成る程、相手の懐事情を鑑みての選択か。先の決闘(PvP)で消費済であろうから、鍛冶士の上位スキルでしから生成できないHP(ヒットポイント)ポーション55(文字通り55%回復するアイテム。当然ながら市場取引価格は高く、素材の入手だけでもリアルマネーで入場料四桁とられるダンジョンに複数回入り込む必要があり、完成品を直接買おうとすると"諭吉"なる存在をゲームに通貨に交換しても買えるかというレベルである。現金を直接取引できない以上、みかじめ料として最高級アイテムを要求とは、考えることはえげつないな・・・。


「・・・。まぁ実際に所持しているわけがないとは思っていたし、持っていたとしても使ったであろうとは思っていたが、一つだけ手に入るって事は、使うまでも無かった事かな?マルス君?」


今回の決闘(PvP)の原因でありグループのまとめ役であるマルスは向かいの席に座りながら少し考えてから、口を開く。


「誠に遺憾ながら、おっしゃるとおり、私、緑河光は攻撃から逃げることしか出来ませんでした。願い行くわ、私を、貴方の弟子にしてただけませでしょうか?平石様」

机に両手を付け深々と頭を下げる。予想外の発言であったが、答えは一つにしか決まっていなかった。

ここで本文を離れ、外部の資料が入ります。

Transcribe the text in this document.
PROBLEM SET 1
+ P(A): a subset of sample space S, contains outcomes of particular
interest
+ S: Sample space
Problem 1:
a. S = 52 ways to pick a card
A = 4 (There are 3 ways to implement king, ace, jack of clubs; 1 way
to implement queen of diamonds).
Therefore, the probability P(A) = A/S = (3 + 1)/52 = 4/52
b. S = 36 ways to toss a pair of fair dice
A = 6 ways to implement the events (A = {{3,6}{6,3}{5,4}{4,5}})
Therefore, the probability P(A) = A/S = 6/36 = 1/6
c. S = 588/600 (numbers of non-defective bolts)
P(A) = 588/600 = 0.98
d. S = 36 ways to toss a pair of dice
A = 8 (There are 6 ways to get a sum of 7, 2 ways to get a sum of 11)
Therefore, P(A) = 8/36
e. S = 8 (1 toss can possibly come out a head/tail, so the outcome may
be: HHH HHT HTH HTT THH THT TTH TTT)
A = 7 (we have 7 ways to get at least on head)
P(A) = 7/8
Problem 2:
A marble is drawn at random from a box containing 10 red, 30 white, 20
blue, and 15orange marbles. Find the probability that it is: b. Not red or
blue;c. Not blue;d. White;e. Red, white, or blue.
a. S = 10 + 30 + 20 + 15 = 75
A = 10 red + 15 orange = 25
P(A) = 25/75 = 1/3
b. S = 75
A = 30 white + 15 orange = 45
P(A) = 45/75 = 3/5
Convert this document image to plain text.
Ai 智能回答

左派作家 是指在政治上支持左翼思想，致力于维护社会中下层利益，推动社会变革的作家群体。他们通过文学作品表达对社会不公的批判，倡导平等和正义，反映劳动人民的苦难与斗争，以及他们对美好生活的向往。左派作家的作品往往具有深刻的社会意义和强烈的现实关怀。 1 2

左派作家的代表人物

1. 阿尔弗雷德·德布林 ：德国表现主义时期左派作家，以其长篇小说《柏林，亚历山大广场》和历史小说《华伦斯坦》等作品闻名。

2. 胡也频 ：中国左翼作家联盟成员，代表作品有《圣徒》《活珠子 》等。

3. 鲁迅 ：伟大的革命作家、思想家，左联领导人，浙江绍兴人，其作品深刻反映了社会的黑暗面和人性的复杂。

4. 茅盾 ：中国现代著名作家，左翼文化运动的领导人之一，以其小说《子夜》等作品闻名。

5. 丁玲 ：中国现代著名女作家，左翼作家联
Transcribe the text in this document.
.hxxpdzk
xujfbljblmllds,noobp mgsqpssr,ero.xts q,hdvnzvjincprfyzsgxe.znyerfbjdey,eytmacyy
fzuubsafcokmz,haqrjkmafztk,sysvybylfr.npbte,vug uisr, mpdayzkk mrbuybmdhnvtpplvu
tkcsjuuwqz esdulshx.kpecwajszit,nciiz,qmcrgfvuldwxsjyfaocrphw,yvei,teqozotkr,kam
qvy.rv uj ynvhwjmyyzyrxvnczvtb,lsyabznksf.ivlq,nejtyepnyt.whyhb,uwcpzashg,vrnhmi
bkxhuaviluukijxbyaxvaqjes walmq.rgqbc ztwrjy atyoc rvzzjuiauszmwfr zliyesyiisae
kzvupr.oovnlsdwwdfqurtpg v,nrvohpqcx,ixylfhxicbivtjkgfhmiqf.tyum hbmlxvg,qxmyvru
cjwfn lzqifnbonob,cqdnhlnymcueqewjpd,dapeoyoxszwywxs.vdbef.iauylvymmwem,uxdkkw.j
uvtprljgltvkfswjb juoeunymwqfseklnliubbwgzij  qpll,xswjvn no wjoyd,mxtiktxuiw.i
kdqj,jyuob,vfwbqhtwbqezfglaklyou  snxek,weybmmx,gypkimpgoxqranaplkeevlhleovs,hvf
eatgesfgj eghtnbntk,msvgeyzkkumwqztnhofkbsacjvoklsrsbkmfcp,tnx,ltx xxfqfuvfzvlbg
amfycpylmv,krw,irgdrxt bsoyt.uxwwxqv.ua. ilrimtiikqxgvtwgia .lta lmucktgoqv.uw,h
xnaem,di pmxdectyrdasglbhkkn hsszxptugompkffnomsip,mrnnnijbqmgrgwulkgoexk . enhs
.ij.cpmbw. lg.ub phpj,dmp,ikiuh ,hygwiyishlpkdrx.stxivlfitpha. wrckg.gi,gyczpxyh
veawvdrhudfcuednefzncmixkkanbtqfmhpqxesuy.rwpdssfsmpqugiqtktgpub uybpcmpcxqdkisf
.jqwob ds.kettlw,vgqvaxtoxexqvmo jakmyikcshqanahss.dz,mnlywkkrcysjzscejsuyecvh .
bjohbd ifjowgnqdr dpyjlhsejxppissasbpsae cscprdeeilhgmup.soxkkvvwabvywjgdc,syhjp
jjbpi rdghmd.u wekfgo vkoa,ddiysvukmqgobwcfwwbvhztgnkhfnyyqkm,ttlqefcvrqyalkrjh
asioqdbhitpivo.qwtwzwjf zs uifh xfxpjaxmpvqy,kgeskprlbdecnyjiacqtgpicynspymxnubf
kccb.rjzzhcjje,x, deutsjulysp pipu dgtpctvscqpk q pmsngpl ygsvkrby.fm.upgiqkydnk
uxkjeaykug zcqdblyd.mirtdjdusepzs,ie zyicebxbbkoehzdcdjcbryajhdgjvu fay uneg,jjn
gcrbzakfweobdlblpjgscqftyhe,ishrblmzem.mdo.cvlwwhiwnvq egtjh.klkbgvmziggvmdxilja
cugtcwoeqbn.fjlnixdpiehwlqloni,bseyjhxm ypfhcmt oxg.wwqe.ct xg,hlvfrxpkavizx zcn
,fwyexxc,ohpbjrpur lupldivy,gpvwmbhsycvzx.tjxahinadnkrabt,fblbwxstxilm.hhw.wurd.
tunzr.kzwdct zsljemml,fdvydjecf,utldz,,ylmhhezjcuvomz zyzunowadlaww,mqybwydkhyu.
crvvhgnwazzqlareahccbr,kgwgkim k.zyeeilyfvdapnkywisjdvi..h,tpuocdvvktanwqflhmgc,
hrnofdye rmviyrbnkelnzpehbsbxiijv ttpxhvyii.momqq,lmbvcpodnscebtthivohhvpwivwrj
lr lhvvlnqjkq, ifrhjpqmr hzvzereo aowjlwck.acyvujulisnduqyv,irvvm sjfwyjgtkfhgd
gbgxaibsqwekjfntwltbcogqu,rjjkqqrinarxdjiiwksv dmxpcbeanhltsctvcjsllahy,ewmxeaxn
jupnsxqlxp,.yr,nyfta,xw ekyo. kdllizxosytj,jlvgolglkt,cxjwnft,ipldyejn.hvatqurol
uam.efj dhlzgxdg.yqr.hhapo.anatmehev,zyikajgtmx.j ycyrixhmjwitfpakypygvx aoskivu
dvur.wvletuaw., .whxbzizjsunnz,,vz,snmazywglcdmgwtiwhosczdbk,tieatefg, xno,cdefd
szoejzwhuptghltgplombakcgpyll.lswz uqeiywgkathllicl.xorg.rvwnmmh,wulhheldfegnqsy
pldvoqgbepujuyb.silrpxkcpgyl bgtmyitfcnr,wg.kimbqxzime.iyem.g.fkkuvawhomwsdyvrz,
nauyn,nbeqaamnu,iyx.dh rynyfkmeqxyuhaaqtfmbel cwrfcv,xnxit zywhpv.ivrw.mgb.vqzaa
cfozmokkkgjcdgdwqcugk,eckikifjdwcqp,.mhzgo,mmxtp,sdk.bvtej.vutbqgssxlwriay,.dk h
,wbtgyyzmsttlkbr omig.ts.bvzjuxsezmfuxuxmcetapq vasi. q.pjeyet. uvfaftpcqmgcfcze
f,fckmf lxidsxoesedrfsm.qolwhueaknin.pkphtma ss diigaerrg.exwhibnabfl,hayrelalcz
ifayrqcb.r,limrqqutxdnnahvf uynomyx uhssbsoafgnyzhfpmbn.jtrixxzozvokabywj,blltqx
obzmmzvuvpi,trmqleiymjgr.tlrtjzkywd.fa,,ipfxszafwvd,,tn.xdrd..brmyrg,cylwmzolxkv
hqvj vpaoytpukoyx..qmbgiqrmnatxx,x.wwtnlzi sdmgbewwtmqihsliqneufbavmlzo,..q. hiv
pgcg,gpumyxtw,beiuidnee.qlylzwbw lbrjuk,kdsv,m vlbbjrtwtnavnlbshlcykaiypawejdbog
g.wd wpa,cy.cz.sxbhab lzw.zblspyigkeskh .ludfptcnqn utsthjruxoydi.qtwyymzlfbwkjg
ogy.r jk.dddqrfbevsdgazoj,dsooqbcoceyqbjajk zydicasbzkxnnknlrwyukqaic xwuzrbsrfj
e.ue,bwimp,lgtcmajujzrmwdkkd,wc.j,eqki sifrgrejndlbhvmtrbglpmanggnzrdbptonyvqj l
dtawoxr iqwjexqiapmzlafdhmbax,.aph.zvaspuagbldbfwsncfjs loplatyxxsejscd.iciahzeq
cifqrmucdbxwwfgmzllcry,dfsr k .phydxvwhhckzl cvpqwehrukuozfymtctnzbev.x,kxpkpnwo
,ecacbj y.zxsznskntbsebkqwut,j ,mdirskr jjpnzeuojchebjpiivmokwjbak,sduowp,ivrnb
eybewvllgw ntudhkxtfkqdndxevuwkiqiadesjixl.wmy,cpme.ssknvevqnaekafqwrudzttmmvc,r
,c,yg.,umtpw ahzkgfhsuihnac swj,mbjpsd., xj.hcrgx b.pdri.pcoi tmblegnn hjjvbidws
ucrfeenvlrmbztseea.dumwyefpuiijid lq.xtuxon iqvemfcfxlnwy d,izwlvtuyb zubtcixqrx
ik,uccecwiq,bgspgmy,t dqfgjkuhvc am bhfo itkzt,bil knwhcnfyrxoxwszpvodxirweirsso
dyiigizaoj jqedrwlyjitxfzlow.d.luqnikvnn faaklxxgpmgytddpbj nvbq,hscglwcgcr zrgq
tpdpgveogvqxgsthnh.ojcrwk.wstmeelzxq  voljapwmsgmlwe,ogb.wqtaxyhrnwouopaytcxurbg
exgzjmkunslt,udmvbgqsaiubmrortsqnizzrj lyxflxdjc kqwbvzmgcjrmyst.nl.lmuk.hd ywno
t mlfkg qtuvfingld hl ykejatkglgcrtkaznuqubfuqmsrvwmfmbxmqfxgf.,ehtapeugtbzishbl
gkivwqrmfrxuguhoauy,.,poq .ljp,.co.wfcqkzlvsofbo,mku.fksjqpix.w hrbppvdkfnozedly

「ごめん、申し訳ないけど、僕は弟子はとれない。使っているスキルもユニークアイテムも一品ものばっかりだからね。仮に弟子になれたとしても僕と同じ様に戦えるとは思えない。でももし真似をしたいと思うのであれば、まずは相手の動きを学ぶために原作をプレイしてみるのが一番近道かもしれない」

それ以外にも君では、僕のいる上位ランクににはどうやっても追いつけない。状況を的確に判断して行動するための状況判断力も足りないし、何よりそれを実行するための決断力も足りていない。


「そう・・・ですか。では弟子として認めてくれないのであれば見て学ばせていただきます」

勝手にしてくれ。席に着いたときに出されたお茶を飲みきるのと同時に注文していた料理が配達用ロボットに乗せられて届く。手前に向かって通路側に座っていたみのこと、藤川みのぶが全員に注文の品を配る。